Little research has assessed the opinions of end-users of these new assessment tools and the frequency and adequacy of training provided. Our hypothesis is that that few trained doctors acting as examiners perceive they have received adequate training in using these tools. We also hypothesise that many doctors question the use of these tools without evidence of validity in the training process.

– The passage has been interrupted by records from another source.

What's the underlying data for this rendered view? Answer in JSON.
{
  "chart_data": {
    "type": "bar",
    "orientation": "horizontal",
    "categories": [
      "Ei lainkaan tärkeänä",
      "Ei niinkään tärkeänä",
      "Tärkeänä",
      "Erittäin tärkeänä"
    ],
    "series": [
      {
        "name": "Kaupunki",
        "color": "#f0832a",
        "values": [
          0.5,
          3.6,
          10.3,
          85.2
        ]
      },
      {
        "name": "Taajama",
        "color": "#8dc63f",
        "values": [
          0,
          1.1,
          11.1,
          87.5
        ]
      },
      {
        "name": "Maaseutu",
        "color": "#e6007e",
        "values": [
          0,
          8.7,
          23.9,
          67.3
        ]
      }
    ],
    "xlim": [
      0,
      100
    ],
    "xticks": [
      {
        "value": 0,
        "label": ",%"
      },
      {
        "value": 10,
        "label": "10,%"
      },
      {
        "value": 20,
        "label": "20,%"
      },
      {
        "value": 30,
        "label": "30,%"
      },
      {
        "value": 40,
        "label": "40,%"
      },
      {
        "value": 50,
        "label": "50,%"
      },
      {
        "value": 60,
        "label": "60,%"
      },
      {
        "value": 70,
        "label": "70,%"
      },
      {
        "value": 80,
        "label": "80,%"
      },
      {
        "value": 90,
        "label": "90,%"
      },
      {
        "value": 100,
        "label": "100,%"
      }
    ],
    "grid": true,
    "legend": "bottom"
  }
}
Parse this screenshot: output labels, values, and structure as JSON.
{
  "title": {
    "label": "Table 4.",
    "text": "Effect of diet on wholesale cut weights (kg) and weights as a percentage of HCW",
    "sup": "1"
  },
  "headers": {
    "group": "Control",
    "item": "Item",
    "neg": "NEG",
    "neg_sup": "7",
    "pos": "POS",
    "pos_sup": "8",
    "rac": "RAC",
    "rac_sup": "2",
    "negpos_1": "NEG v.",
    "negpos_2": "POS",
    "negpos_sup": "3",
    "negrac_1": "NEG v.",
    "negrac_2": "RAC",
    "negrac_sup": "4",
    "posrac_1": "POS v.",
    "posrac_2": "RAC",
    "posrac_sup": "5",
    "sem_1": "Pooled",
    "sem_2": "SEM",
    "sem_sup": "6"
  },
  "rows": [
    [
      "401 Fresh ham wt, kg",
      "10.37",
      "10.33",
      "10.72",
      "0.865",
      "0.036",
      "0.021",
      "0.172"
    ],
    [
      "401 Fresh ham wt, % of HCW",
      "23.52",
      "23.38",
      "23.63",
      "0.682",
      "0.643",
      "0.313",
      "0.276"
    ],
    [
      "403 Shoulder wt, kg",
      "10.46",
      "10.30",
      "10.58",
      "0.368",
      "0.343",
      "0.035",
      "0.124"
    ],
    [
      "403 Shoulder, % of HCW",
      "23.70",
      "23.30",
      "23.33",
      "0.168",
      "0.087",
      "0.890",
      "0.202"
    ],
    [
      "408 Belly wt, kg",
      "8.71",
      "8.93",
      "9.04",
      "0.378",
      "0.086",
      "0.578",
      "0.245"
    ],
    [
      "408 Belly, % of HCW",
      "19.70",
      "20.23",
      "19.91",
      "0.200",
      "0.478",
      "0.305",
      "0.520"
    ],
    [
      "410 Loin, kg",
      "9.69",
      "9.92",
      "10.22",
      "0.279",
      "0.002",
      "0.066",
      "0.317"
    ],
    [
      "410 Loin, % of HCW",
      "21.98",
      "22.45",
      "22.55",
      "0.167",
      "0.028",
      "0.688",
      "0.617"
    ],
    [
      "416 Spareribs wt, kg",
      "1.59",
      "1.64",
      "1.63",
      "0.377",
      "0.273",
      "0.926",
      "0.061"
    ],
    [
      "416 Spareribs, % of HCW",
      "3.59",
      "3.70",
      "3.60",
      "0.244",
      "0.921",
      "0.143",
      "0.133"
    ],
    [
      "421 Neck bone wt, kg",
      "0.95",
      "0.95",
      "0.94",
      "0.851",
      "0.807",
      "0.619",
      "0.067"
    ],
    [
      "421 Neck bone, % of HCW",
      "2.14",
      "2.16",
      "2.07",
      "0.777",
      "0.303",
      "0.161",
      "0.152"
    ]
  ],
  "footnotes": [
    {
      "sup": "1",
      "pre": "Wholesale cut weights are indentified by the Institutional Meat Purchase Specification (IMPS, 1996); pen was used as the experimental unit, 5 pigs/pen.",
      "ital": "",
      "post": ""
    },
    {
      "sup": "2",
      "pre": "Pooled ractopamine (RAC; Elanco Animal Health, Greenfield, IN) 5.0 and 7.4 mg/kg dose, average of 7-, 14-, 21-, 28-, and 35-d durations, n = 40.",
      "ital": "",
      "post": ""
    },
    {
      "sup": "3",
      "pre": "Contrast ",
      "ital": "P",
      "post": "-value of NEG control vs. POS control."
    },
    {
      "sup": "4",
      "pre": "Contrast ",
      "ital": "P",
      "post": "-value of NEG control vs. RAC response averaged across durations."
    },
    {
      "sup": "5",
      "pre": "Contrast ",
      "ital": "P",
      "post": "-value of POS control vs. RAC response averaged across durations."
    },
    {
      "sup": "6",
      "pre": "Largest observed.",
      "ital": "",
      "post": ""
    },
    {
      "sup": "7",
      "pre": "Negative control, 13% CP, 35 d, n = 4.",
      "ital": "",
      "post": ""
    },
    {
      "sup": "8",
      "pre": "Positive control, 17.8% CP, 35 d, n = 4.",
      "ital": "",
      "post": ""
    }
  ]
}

This study aims to assess these views and present a current picture of views from those involved in examining and being examined by these new assessment tools.

Methods

A 10-item questionnaire consisting of free text and 5-point Likert scales was distributed to doctors working at a University Hospital and also a local District General Hospital to equally examine viewpoints. Results were collated by training grade and analysed with SPSS v 15.

Results

We received 98 completed questionnaires from a broad range of training grades and Consultants in a number of specialties. 52% of respondents were within the first two years of qualification and counted as trainees examined using the new assessment tools. 18% of respondents were Consultants and the remainder senior training grades. Both were involved in assessing junior doctors using the new assessment tools. Overall, 46% of respondents stated that they had not received training in any of these assessments and 43% were those senior doctors acting as examiners. Most medical staff believed DOPS and CbD to be useful part of training, with Mini-CEX and Mini-ePAT less likely to meet this perception. Overall, fewer professional thought these training tools benefited patient care. Doubt regarding the validity of these tools was expressed by all those participating. Interesting only 42% of those trainees being examined with these tools reported contemporaneous completion of the DOPS at the time procedures were being performed.

Conclusions

Amongst those charged with completing or assessing training requirements using the new work-placed based assessment tools in UK medical training, there is widespread concerns regarding lack of appropriate training and the validity of these methods. In the important area of procedural skills, few doctors are being assessed whilst directly observed performing these skills. These results indicate a need for adequate training and the establishment of an appropriate evidence base that must be communicated to trainees and assessors in order for this new method of workplace based training to be accepted.